Влекомые профессором Сарачено Стас и Вовка завернули за угол. Городской шум сразу растаял у них за спиной. Это было тихое место, где, казалось, можно услышать собственные мысли. Если немного напрячь воображение, нетрудно было представить, что эта тихая венецианская улица-ущелье продолжает свой путь в совершенно ином пространстве. Близком, похожем, но в тоже время неимоверно далеком.
Пройдя еще метров двести, остановились у массивного двухэтажного дома.
— Что здесь написано? — спросил Стас, разглядывая надпись на тяжелой бронзовой доске.
Профессор послушно перевел:
— «В этом доме жил композитор Антонио Виральдини…»
— И правильно делал! — констатировал Вовка, окидывая дом взглядом эксперта по недвижимости.

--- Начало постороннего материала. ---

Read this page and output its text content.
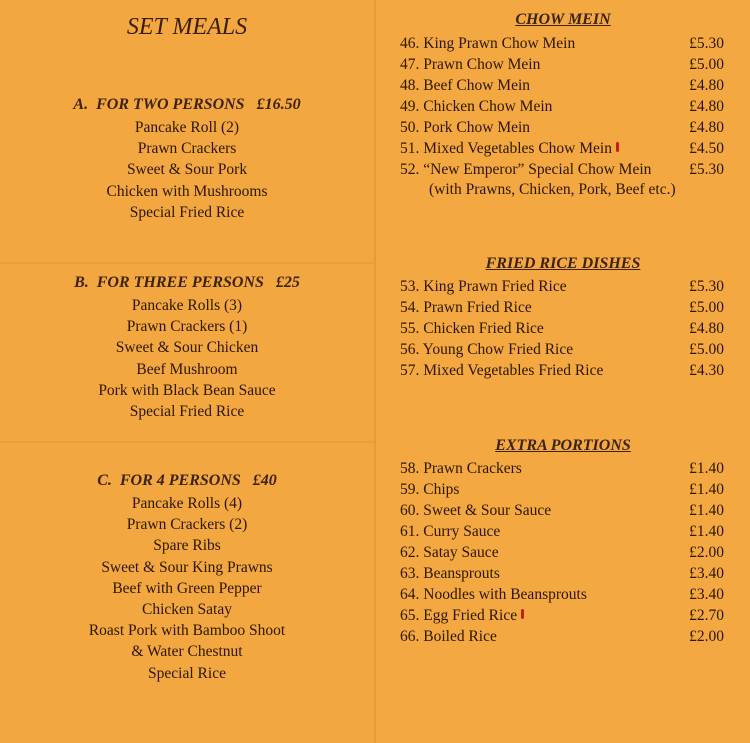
SET MEALS
A.  FOR TWO PERSONS   £16.50
Pancake Roll (2)
Prawn Crackers
Sweet & Sour Pork
Chicken with Mushrooms
Special Fried Rice
B.  FOR THREE PERSONS   £25
Pancake Rolls (3)
Prawn Crackers (1)
Sweet & Sour Chicken
Beef Mushroom
Pork with Black Bean Sauce
Special Fried Rice
C.  FOR 4 PERSONS   £40
Pancake Rolls (4)
Prawn Crackers (2)
Spare Ribs
Sweet & Sour King Prawns
Beef with Green Pepper
Chicken Satay
Roast Pork with Bamboo Shoot
& Water Chestnut
Special Rice
CHOW MEIN
46. King Prawn Chow Mein	£5.30
47. Prawn Chow Mein	£5.00
48. Beef Chow Mein	£4.80
49. Chicken Chow Mein	£4.80
50. Pork Chow Mein	£4.80
51. Mixed Vegetables Chow Mein	£4.50
52. “New Emperor” Special Chow Mein £5.30
(with Prawns, Chicken, Pork, Beef etc.)
FRIED RICE DISHES
53. King Prawn Fried Rice	£5.30
54. Prawn Fried Rice	£5.00
55. Chicken Fried Rice	£4.80
56. Young Chow Fried Rice	£5.00
57. Mixed Vegetables Fried Rice	£4.30
EXTRA PORTIONS
58. Prawn Crackers	£1.40
59. Chips	£1.40
60. Sweet & Sour Sauce	£1.40
61. Curry Sauce	£1.40
62. Satay Sauce	£2.00
63. Beansprouts	£3.40
64. Noodles with Beansprouts	£3.40
65. Egg Fried Rice	£2.70
66. Boiled Rice	£2.00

Пожилой смотритель выслушал объяснения Сарачено, посмотрел предложенные бумаги от муниципалитета с просьбой о разрешении исследовательских работ и пригласил по селектору экскурсовода. Им оказался круглый лысоватый дядечка, который представился как Стефано Минелли. Он предложил гостям, прежде чем они засядут в архив, ознакомиться с экспозицией музея. Возражений не последовало.
Экскурсанты поднялись по скрипучей лестнице и вошли в небольшую комнату, где, по словам экскурсовода, прошли детство и юность Виральдини.
Мебели было немного: стол, круглый массивный табурет с небольшой дыркой в виде неровного сердечка посередине (чтобы можно было брать одной рукой и переносить), небольшой клавесин, кровать… Экскурсовод что-то бубнил, Сарачено тихонько переводил. Вовка с интересом слушал и время от времени кивал. Его внимание явно льстило экскурсоводу.
Стас плохо вслушивался в перевод быстрой итальянской речи. В этой комнате его обуяло незнакомое доселе чувство. Казалось, будто его приветствует чья-то непонятая душа. Сильная… и в то же время беспомощная, будто лишенная Родины. Стасу захотелось обнять эту душу, прижать к себе и хоть как-то утешить.